4. A análise laboratorial quantitativa e percentual da Edefrina como substância compreendida na tabela V anexa à Lei n.º 17/2009, de 10 de Agosto, não releva mininamente para a verificação do dolo do arguido na prática do tráfico ilícito de estupefacientes, porquanto este delito, imputado sob a égide da norma incriminadora do art.º 8.º, n.º 1, dessa Lei, só o é se estão em causa as “substâncias ou preparados compreendidos nas tabelas I a III” anexas à mesma Lei.
O relator,
Chan Kuong Seng
Processo n.º 349/2014
(Autos de recurso penal)
Recorrente/arguido: A (A)
ACORDAM NO TRIBUNAL DE SEGUNDA INSTÂNCIA DA REGIÃO ADMINISTRATIVA ESPECIAL DE MACAU
I – RELATÓRIO
Por acórdão proferido a fls. 157 a 166 do Processo Comum Colectivo n.º CR2-13-0032-PCC do 2.º Juízo Criminal do Tribunal Judicial de Base, o arguido A ficou condenado como autor material de um crime consumado de tráfico ilícito de estupefacientes, p. e p. pelo art.º 8.º, n.º 1, da Lei n.º 17/2009, de 10 de Agosto (doravante designada como Lei de droga), na pena de três anos e nove meses de prisão, e de um crime consumado de consumo ilícito de estupefacientes, p. e p. pelo art.º 14.º desta Lei, na pena de dois meses de prisão, e, em cúmulo jurídico dessas duas penas, finalmente na pena única de três anos e dez meses de prisão.
Inconformado, veio recorrer o arguido para este Tribunal de Segunda Instância (TSI), imputando ao Tribunal Colectivo recorrido, na essência, os seguintes vícios ou ilegalidades (cfr., e com detalhes, o teor da motivação do recurso, apresentada a fls. 180 a 209 dos presentes autos correspondentes):
– incumprimento do disposto no art.º 355.º, n.º 2, do CPP na elaboração do acórdão, devido à mera enunciação das provas, sem verdadeira motivação da matéria de facto e de direito que terão fundamentado a decisão;
– vício de insuficiência para a decisão da matéria de facto provada previsto no art.º 400.º, n.º 2, alínea a), do Código de Processo Penal (CPP), materializado pela insuficiência dos elementos de facto considerados para a livre convicção do tribunal na determinação da existência do “dolo” do tráfico ilícito de estupefacientes, p. e p. pelo art.º 8.º, n.º 1, da Lei de droga, com ausência, pois, sob o ponto de vista do art.º 336.º, n.º 1, do CPP, de qualquer elemento nos autos de onde se possa retirar a existência do dolo do crime de tráfico (é que a prova produzida apenas se debruçou sobre a análise à Metanfetamina como substância abrangida na tabela II-B anexa à Lei de droga, sem que se tenha analisado quantitativa e percentualmente a Efedrina como substância compreendida na tabela V anexa à mesma Lei);
– indevida não substituição, por multa, da pena de dois meses de prisão do crime de consumo ilícito de estupefacientes, ao arrepio do art.º 44.º do Código Penal (CP);
– e também indevida não suspensão da execução da pena de prisão do crime de consumo de estupefacientes.

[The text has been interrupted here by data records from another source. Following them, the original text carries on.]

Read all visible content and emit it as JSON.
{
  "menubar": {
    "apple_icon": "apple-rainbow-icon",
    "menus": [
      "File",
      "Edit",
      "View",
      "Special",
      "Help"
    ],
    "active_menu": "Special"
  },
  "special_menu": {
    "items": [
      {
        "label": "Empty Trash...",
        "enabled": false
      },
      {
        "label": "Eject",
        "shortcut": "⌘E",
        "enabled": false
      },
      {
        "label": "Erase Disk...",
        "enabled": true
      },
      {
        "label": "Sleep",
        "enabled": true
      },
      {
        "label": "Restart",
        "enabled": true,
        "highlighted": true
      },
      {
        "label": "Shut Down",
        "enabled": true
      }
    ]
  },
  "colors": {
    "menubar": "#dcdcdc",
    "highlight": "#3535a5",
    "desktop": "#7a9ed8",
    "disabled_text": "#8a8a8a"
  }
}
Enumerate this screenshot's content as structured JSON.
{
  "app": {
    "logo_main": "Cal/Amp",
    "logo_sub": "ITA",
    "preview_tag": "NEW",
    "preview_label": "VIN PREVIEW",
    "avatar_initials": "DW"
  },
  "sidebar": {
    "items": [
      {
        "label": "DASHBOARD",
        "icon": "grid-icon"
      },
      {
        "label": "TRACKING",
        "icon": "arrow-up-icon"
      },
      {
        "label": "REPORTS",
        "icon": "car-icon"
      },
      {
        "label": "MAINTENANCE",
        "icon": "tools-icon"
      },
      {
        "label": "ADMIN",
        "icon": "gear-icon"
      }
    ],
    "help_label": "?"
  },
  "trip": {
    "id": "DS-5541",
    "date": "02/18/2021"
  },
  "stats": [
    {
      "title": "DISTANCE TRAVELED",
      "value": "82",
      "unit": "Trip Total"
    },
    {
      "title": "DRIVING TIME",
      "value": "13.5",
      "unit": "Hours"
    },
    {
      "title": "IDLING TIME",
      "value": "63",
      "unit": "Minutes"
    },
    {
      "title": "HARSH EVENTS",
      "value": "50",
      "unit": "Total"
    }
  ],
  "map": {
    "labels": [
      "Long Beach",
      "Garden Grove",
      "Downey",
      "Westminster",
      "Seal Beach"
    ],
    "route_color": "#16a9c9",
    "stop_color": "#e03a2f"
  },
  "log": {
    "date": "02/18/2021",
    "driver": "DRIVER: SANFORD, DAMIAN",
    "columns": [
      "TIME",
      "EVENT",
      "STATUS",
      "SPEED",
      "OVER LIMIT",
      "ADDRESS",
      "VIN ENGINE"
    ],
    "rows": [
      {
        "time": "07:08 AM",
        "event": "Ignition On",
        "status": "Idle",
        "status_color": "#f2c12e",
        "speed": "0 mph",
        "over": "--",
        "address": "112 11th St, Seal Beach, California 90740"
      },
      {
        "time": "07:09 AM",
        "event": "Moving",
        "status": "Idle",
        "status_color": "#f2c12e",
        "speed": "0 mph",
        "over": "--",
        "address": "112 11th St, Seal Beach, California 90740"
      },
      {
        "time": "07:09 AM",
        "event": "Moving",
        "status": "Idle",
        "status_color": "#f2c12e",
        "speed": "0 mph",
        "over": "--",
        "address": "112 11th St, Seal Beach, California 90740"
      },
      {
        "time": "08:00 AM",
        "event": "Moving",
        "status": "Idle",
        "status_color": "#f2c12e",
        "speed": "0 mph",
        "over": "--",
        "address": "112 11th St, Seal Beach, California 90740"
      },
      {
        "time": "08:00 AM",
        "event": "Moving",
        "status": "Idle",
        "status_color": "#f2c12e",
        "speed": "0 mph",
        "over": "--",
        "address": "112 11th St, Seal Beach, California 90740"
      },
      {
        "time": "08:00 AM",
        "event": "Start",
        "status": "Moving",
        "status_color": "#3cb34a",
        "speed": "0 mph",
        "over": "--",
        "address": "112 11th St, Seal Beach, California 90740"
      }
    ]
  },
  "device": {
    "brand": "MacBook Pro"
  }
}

Ao recurso, respondeu a Digna Delegada do Procurador (a fls. 215 a 221v) no sentido de manutenção do julgado.
Subidos os autos, emitiu a Digna Procuradora-Adjunta parecer (a fls. 230 a 232v), pugnando também pela confirmação do julgado.
Feito o exame preliminar e corridos os vistos, cumpre decidir.
II – FUNDAMENTAÇÃO FÁCTICA
Do exame dos autos, sabe-se que o acórdão recorrido tem, inclusiva e materialmente, o seguinte teor correspondentemente em português:
– <<[…]
II. Fundamentação
Discutida a causa, e com interesse para a sua decisão, resultaram provados os seguintes factos:
Desde o meio de Janeiro de 2011, o arguido A começou a vender a outrem a droga chamada “Ice” (gelo) em Macau.
Em 18 de Janeiro de 2011, pelas 21h00, os agentes policiais da PJ interceptaram o arguido A perto da porta n.º xx na Rua xxx e encontraram dois pacotes pequenos de cristais transparentes na caixa de cigarro portada pelo arguido.
Após o exame laboratorial, verificou-se que os supracitados cristais transparentes têm o peso líquido de 0,668 gramas e se tratam de “Metanfetamina”, substância compreendida na Tabela II-B anexa ã Lei n.º 17/2009 e “Efedrina”, substância compreendida na Tabela V anexa à mesma lei. Segundo a análise quantitativa, o teor percentual de “Metanfetamina” foi de 74,39% e o conteúdo foi 0,497 gramas.
Os agentes policiais foram pesquisar à residência do arguido A, situada na Estrada dos xxx, Edf. XX, x.º andar x e encontraram na gaveta da secretária de computador do quarto do arguido A um pacote de cristais transparentes, um pacote de cristais brancos, três palhas transparentes e dez sacos plásticos transparentes em que respectivamente havia dez pequenos sacos plásticos transparentes.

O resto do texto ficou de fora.